Gelişmiş Arama
Ziyaret
10542
Güncellenme Tarihi: 2008/02/01
Soru Özeti
Acaba Halifetullah / Allah’ın halifeliği makamı herkes için midir ve ayrıca bu makamdan daha üstün bir makam bulunmakta mıdır?
Soru
Bütün insanlarda yaratılışta kapasite olarak halifetullah olma yeteneği varmıdır? Kullukta kemaletin en son makamımıdır halifetullah veya bundan başka makamlar var mıdır?
Kısa Cevap

Arapça literatürde halife yahut hilafet kavramları “hulf: başın gerisi” kökünden türemiş ve birinin yerine gecen manasında kullanılmıştır. Başka birisinin yerine geçmek ise; somut işlerde kullanıldığı gibi, kuramsal ve hakiki işlerde de kullanılır.
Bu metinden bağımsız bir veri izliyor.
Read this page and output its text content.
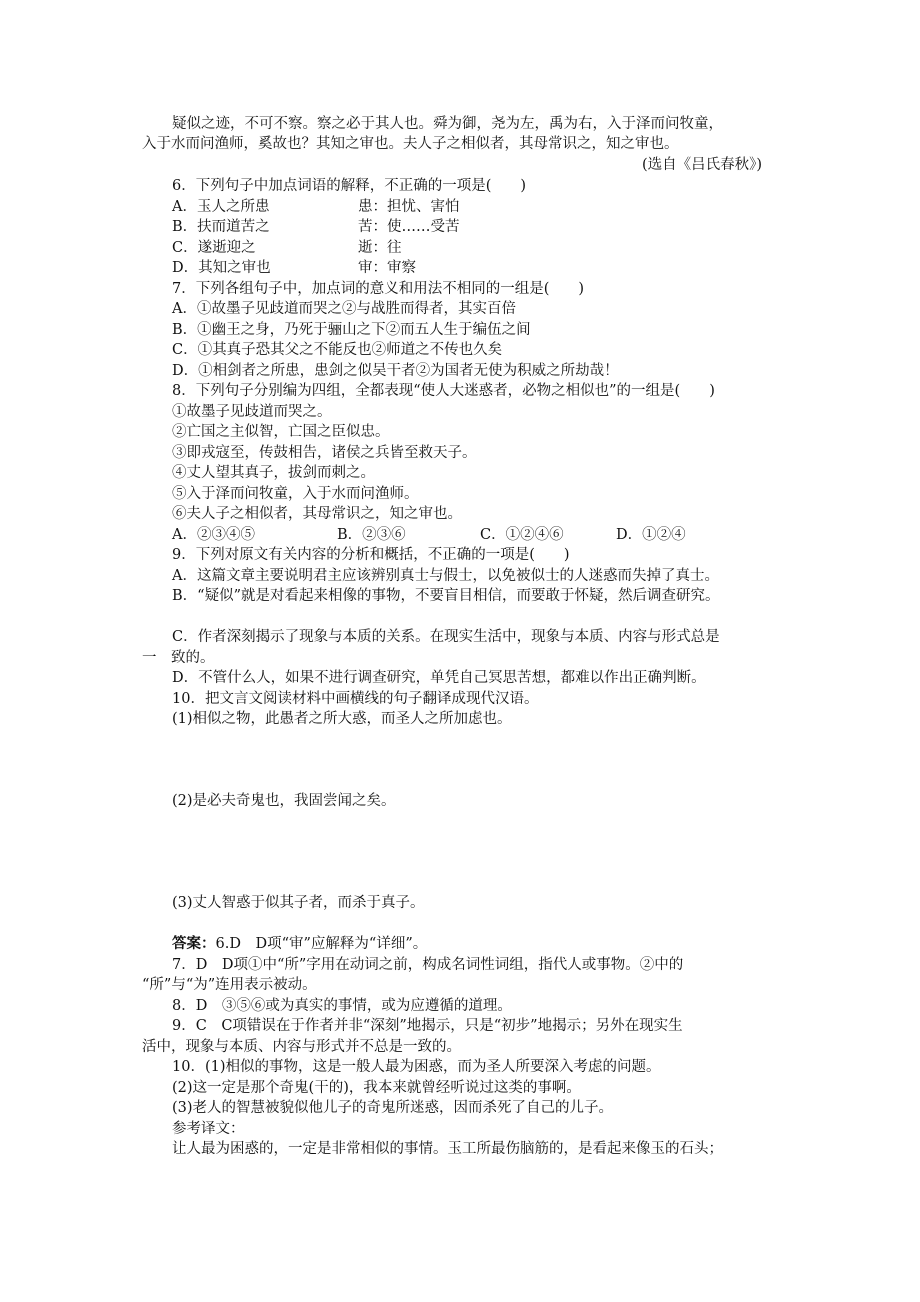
疑似之迹，不可不察。察之必于其人也。舜为御，尧为左，禹为右，入于泽而问牧童，
入于水而问渔师，奚故也？其知之审也。夫人子之相似者，其母常识之，知之审也。
(选自《吕氏春秋》)
6．下列句子中加点词语的解释，不正确的一项是(　　)
A．玉人之所患	患：担忧、害怕
B．扶而道苦之	苦：使……受苦
C．遂逝迎之	逝：往
D．其知之审也	审：审察
7．下列各组句子中，加点词的意义和用法不相同的一组是(　　)
A．①故墨子见歧道而哭之②与战胜而得者，其实百倍
B．①幽王之身，乃死于骊山之下②而五人生于编伍之间
C．①其真子恐其父之不能反也②师道之不传也久矣
D．①相剑者之所患，患剑之似吴干者②为国者无使为积威之所劫哉！
8．下列句子分别编为四组，全都表现“使人大迷惑者，必物之相似也”的一组是(　　)
①故墨子见歧道而哭之。
②亡国之主似智，亡国之臣似忠。
③即戎寇至，传鼓相告，诸侯之兵皆至救天子。
④丈人望其真子，拔剑而刺之。
⑤入于泽而问牧童，入于水而问渔师。
⑥夫人子之相似者，其母常识之，知之审也。
A．②③④⑤	B．②③⑥	C．①②④⑥	D．①②④
9．下列对原文有关内容的分析和概括，不正确的一项是(　　)
A．这篇文章主要说明君主应该辨别真士与假士，以免被似士的人迷惑而失掉了真士。
B．“疑似”就是对看起来相像的事物，不要盲目相信，而要敢于怀疑，然后调查研究。
C．作者深刻揭示了现象与本质的关系。在现实生活中，现象与本质、内容与形式总是
一　致的。
D．不管什么人，如果不进行调查研究，单凭自己冥思苦想，都难以作出正确判断。
10．把文言文阅读材料中画横线的句子翻译成现代汉语。
(1)相似之物，此愚者之所大惑，而圣人之所加虑也。
(2)是必夫奇鬼也，我固尝闻之矣。
(3)丈人智惑于似其子者，而杀于真子。
答案：6.D　D项“审”应解释为“详细”。
7．D　D项①中“所”字用在动词之前，构成名词性词组，指代人或事物。②中的
“所”与“为”连用表示被动。
8．D　③⑤⑥或为真实的事情，或为应遵循的道理。
9．C　C项错误在于作者并非“深刻”地揭示，只是“初步”地揭示；另外在现实生
活中，现象与本质、内容与形式并不总是一致的。
10．(1)相似的事物，这是一般人最为困惑，而为圣人所要深入考虑的问题。
(2)这一定是那个奇鬼(干的)，我本来就曾经听说过这类的事啊。
(3)老人的智慧被貌似他儿子的奇鬼所迷惑，因而杀死了自己的儿子。
参考译文：
让人最为困惑的，一定是非常相似的事情。玉工所最伤脑筋的，是看起来像玉的石头；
Bakara suresinin 30. ayetinde gecen, “Ben yeryüzünde muhakkak bir halife kılacağım…” cümleden açıkça anladığımız; Allahın halifesi olma makamı sadece Hz. Adem'e özgü bir makam değildir, bilakis tüm insanlar için potansiyel olarak var olan bir makamdır.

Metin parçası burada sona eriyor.